Integrating Health and Social Care to Cope With an Aging Population: Innovation Challenges

Sunday, February 19, 2017: 1:00 PM-2:30 PM
Room 310 (Hynes Convention Center)
Luke Georghiou, University of Manchester, Manchester, United Kingdom
Improving total life expectancy is shifting the demographic balance towards an older population but healthy life expectancy is not keeping pace. This creates growing demands for health and social care that exceed available resources and can only be met by innovation. Policy responses have moved towards integrated and multidisciplinary approaches that seek to build ecosystems. Place has emerged as a major dimension with cities providing sites where such integration is seen as most achievable.

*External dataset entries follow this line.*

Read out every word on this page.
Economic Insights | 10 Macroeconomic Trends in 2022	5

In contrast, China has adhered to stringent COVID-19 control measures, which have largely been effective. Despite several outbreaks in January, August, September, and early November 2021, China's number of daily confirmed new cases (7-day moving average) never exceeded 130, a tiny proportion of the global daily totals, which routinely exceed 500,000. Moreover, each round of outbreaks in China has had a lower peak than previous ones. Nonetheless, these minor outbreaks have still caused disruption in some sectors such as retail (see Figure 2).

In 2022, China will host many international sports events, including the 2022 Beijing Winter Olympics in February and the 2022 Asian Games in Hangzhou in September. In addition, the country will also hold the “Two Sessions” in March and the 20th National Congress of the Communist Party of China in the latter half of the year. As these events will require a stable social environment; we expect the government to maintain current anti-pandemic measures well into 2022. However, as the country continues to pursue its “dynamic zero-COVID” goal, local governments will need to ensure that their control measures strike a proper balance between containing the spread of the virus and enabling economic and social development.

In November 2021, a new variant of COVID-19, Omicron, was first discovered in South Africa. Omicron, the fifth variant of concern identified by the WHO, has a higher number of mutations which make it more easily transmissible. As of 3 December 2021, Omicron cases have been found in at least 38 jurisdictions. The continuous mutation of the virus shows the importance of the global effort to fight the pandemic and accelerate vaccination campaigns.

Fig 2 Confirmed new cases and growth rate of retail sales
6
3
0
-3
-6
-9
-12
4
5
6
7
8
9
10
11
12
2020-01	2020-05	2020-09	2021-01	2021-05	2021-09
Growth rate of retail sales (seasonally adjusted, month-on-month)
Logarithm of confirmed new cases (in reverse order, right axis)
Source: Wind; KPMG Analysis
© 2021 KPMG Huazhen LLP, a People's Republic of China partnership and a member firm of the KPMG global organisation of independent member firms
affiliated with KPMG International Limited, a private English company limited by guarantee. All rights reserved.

The presentation describes a radical full-scale experiment in Greater Manchester, UK where the entire healthcare budget of c.$7bn pa has been devolved to the city authorities on the condition that it is integrated with social care to provide a continuous solution between health and care needs. The success of this experiment requires substantial innovation and has attracted the interest of global business. Health data analytics provide a core dimension in a city where the population is diverse, stable and accessible but exhibits poor health outcomes. The city also hosts the national Internet of Things Pilot CityVerve, which includes health and social care use-cases. It is concluded that cities provide a natural site for integrated approaches and in turn require the support of place-based research and innovation policies.